Talia Al Ghul: Lethal Beauty ANIMATION

The Hourglass

The moon was a fractured pearl above the forest—shattered light drifting through a canopy of black limbs. Beneath those limbs rode Talia al Ghul, her cloak trailing like a tide of shadow, her steed silent as if its hooves knew better than to wake the things sleeping between the roots.

She had followed the map burned into her father’s archive, the one that should not have existed. A parchment drawn centuries before the League of Assassins had a name. A map not of land—but of hours. The Forest of the Thirteenth Hour, a place whispered to grow where time itself had bent, broken, and leaked into soil.

Talia dismounted at a clearing where the trees knelt in crooked reverence around a monolithic arch of stone. It shimmered faintly with inscriptions that rearranged themselves whenever she blinked.

“The air tastes like it remembers something,” she murmured, pressing her hand to the cold surface.

A voice answered from nowhere. “It remembers you, Talia.”

She drew her blade instantly, its curved edge reflecting neither moonlight nor shadow—only possibilities.

“Show yourself.”

From between two trees stepped a figure draped in robes that glowed faintly along the seams—stitched from thin light. Its face was a blur, as though the forest had forgotten what it looked like.

“You are late,” said the figure. “The Thirteenth Hour wanes.”

“Who are you?”

“I am the Keeper of the Blades that Cut Time.”

Talia tilted her head, every muscle poised. “I was told only myths bore that title.”

“Then myths are sharper than you were warned.”

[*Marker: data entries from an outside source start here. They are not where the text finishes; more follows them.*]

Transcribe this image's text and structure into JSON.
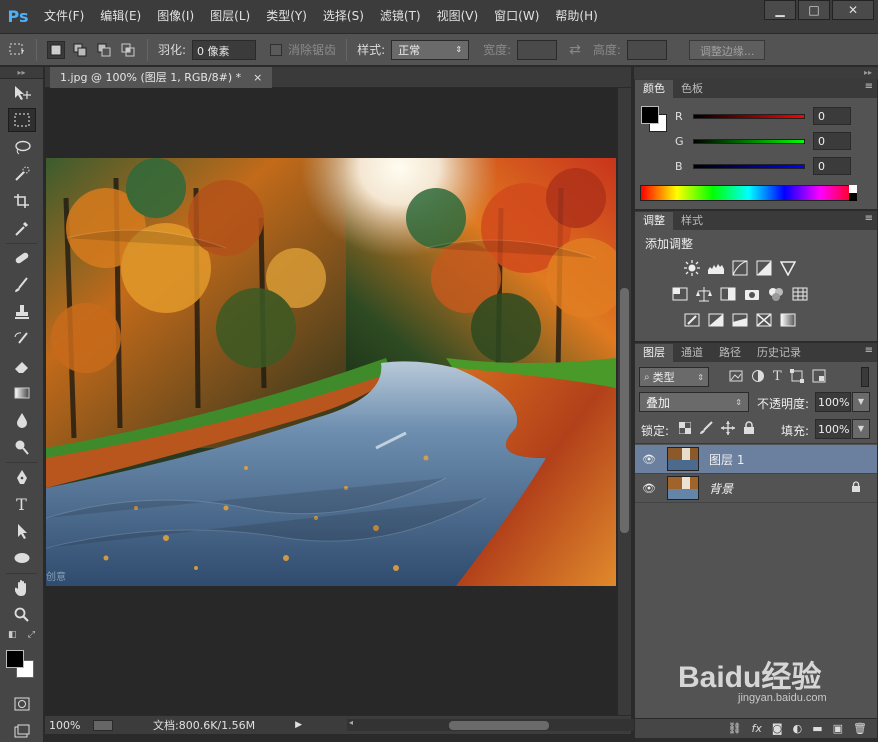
{
  "app": {
    "logo": "Ps",
    "menu": [
      "文件(F)",
      "编辑(E)",
      "图像(I)",
      "图层(L)",
      "类型(Y)",
      "选择(S)",
      "滤镜(T)",
      "视图(V)",
      "窗口(W)",
      "帮助(H)"
    ],
    "window_controls": [
      "minimize-icon",
      "maximize-icon",
      "close-icon"
    ]
  },
  "options": {
    "feather_label": "羽化:",
    "feather_value": "0 像素",
    "antialias_label": "消除锯齿",
    "style_label": "样式:",
    "style_value": "正常",
    "width_label": "宽度:",
    "height_label": "高度:",
    "refine_edge": "调整边缘..."
  },
  "document": {
    "tab_title": "1.jpg @ 100% (图层 1, RGB/8#) *",
    "tab_close": "×",
    "zoom": "100%",
    "doc_size": "文档:800.6K/1.56M",
    "watermark_text": "创意"
  },
  "color_panel": {
    "tabs": [
      "颜色",
      "色板"
    ],
    "r_label": "R",
    "r_value": "0",
    "g_label": "G",
    "g_value": "0",
    "b_label": "B",
    "b_value": "0",
    "foreground": "#000000",
    "background": "#ffffff"
  },
  "adjust_panel": {
    "tabs": [
      "调整",
      "样式"
    ],
    "heading": "添加调整",
    "icons": [
      "brightness-icon",
      "levels-icon",
      "curves-icon",
      "exposure-icon",
      "vibrance-icon",
      "hue-saturation-icon",
      "color-balance-icon",
      "black-white-icon",
      "photo-filter-icon",
      "channel-mixer-icon",
      "color-lookup-icon",
      "invert-icon",
      "posterize-icon",
      "threshold-icon",
      "selective-color-icon",
      "gradient-map-icon"
    ]
  },
  "layers_panel": {
    "tabs": [
      "图层",
      "通道",
      "路径",
      "历史记录"
    ],
    "filter_label": "类型",
    "blend_mode": "叠加",
    "opacity_label": "不透明度:",
    "opacity_value": "100%",
    "lock_label": "锁定:",
    "fill_label": "填充:",
    "fill_value": "100%",
    "layers": [
      {
        "name": "图层 1",
        "selected": true
      },
      {
        "name": "背景",
        "selected": false,
        "locked": true
      }
    ]
  },
  "watermark": {
    "text": "Baidu经验",
    "subtext": "jingyan.baidu.com"
  }
}
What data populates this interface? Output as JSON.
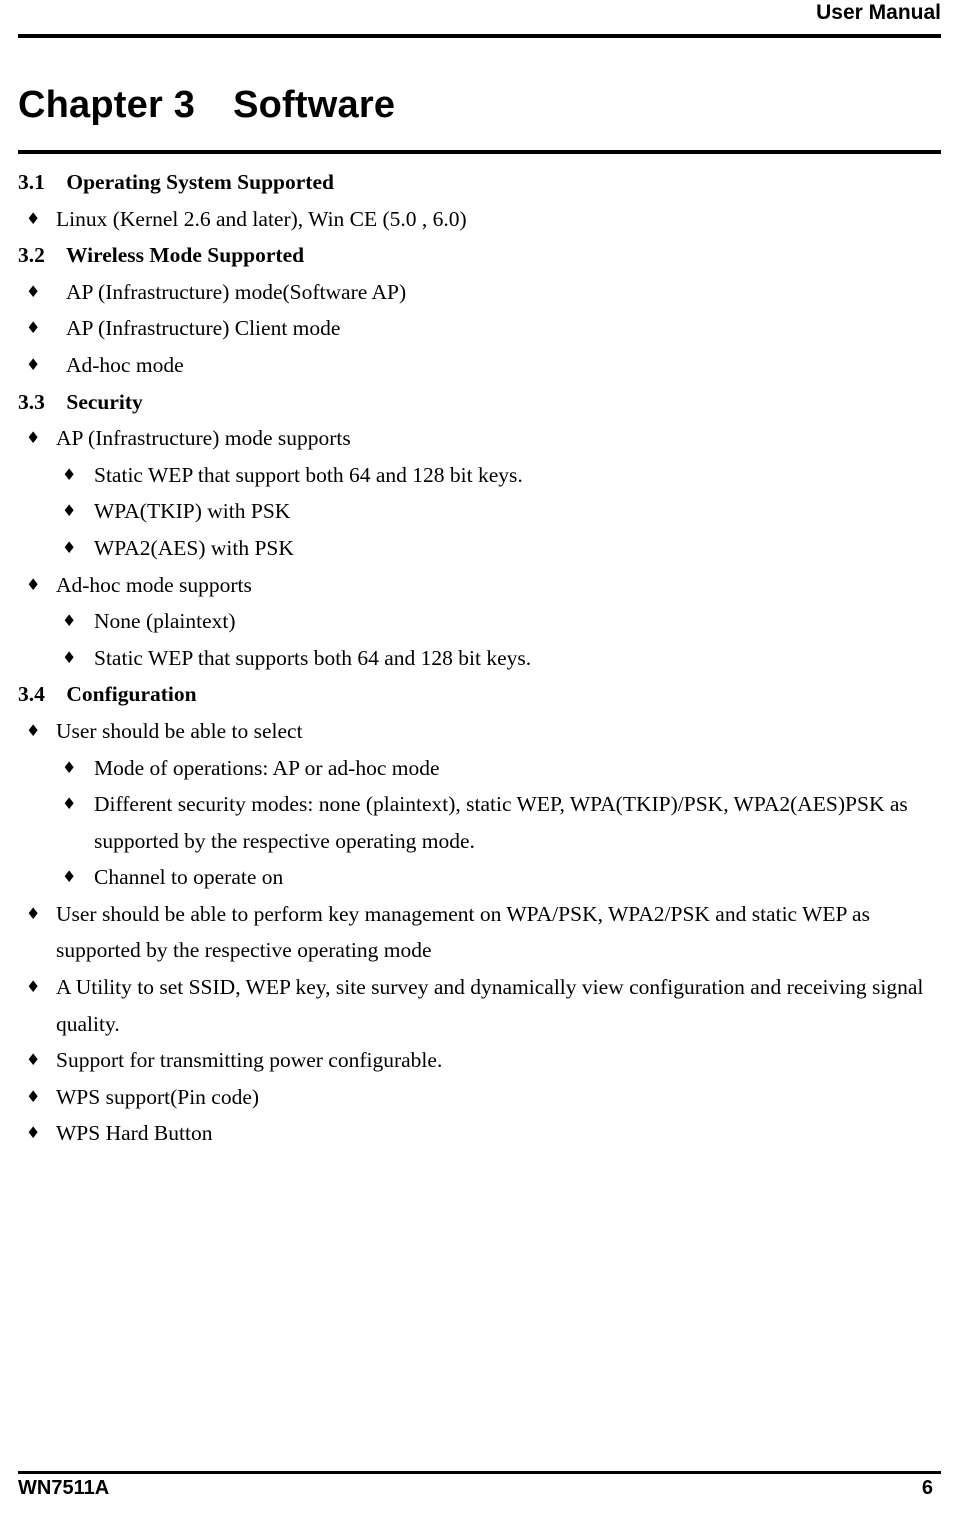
{
  "header": {
    "title": "User Manual"
  },
  "chapter": {
    "number": "Chapter 3",
    "name": "Software"
  },
  "sections": [
    {
      "heading": "3.1    Operating System Supported",
      "items": [
        {
          "level": 1,
          "text": "Linux (Kernel 2.6 and later), Win CE (5.0 , 6.0)"
        }
      ]
    },
    {
      "heading": "3.2    Wireless Mode Supported",
      "items": [
        {
          "level": 1,
          "text": "AP (Infrastructure) mode(Software AP)"
        },
        {
          "level": 1,
          "text": "AP (Infrastructure) Client mode"
        },
        {
          "level": 1,
          "text": "Ad-hoc mode"
        }
      ]
    },
    {
      "heading": "3.3    Security",
      "items": [
        {
          "level": 1,
          "text": "AP (Infrastructure) mode supports"
        },
        {
          "level": 2,
          "text": "Static WEP that support both 64 and 128 bit keys."
        },
        {
          "level": 2,
          "text": "WPA(TKIP) with PSK"
        },
        {
          "level": 2,
          "text": "WPA2(AES) with PSK"
        },
        {
          "level": 1,
          "text": "Ad-hoc mode supports"
        },
        {
          "level": 2,
          "text": "None (plaintext)"
        },
        {
          "level": 2,
          "text": "Static WEP that supports both 64 and 128 bit keys."
        }
      ]
    },
    {
      "heading": "3.4    Configuration",
      "items": [
        {
          "level": 1,
          "text": "User should be able to select"
        },
        {
          "level": 2,
          "text": "Mode of operations: AP or ad-hoc mode"
        },
        {
          "level": 2,
          "text": "Different security modes: none (plaintext), static WEP, WPA(TKIP)/PSK, WPA2(AES)PSK as supported by the respective operating mode."
        },
        {
          "level": 2,
          "text": "Channel to operate on"
        },
        {
          "level": 1,
          "text": "User should be able to perform key management on WPA/PSK, WPA2/PSK and static WEP as supported by the respective operating mode"
        },
        {
          "level": 1,
          "text": "A Utility to set SSID, WEP key, site survey and dynamically view configuration and receiving signal quality."
        },
        {
          "level": 1,
          "text": "Support for transmitting power configurable."
        },
        {
          "level": 1,
          "text": "WPS support(Pin code)"
        },
        {
          "level": 1,
          "text": "WPS Hard Button"
        }
      ]
    }
  ],
  "bullet_glyph": "♦",
  "footer": {
    "model": "WN7511A",
    "page_number": "6"
  }
}
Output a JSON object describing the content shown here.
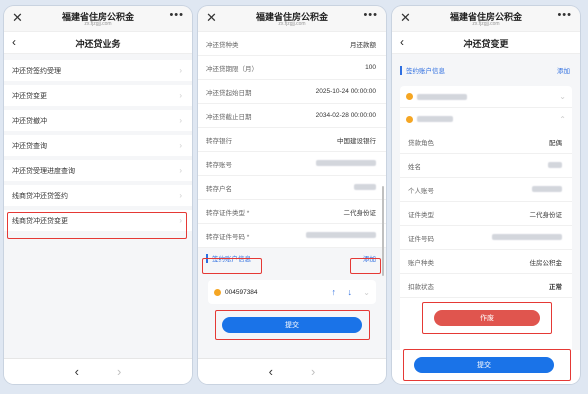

The figure raised a hand. The forest shuddered. Out of the mist stepped others—tall, thin, their bodies wrapped in armor that rippled like mercury. Each carried a blade that hummed, fracturing the air into shards.

Talia steadied her breath. “So these are your creatures?”

“They are not mine,” said the Keeper. “They are what happens when time defends itself.”

The nearest creature moved faster than wind—its blade cleaving a falling leaf into a thousand transparent fragments, each fragment showing a different moment of the same leaf. The leaf falling. The leaf burning. The leaf rotting.

When it turned that same blade toward her, Talia felt her heartbeat stagger—as though her pulse had lost its rhythm inside her own chest.

“So it’s true,” she whispered. “They can cut through time.”

The Keeper watched silently, a flicker of amusement—or pity—playing across the blur of his features.

Talia lunged first. Her blade met the creature’s in a burst of distorted seconds. The impact didn’t clang; it echoed after it struck. She pivoted, twisting beneath the creature’s arc, letting instinct and ancient training guide her movements.

But for every stroke she parried, she saw glimpses of herself in other moments—a thousand Talias flickering like reflections on broken glass. One screamed. One laughed. One fell.

And one whispered, You shouldn’t have come here.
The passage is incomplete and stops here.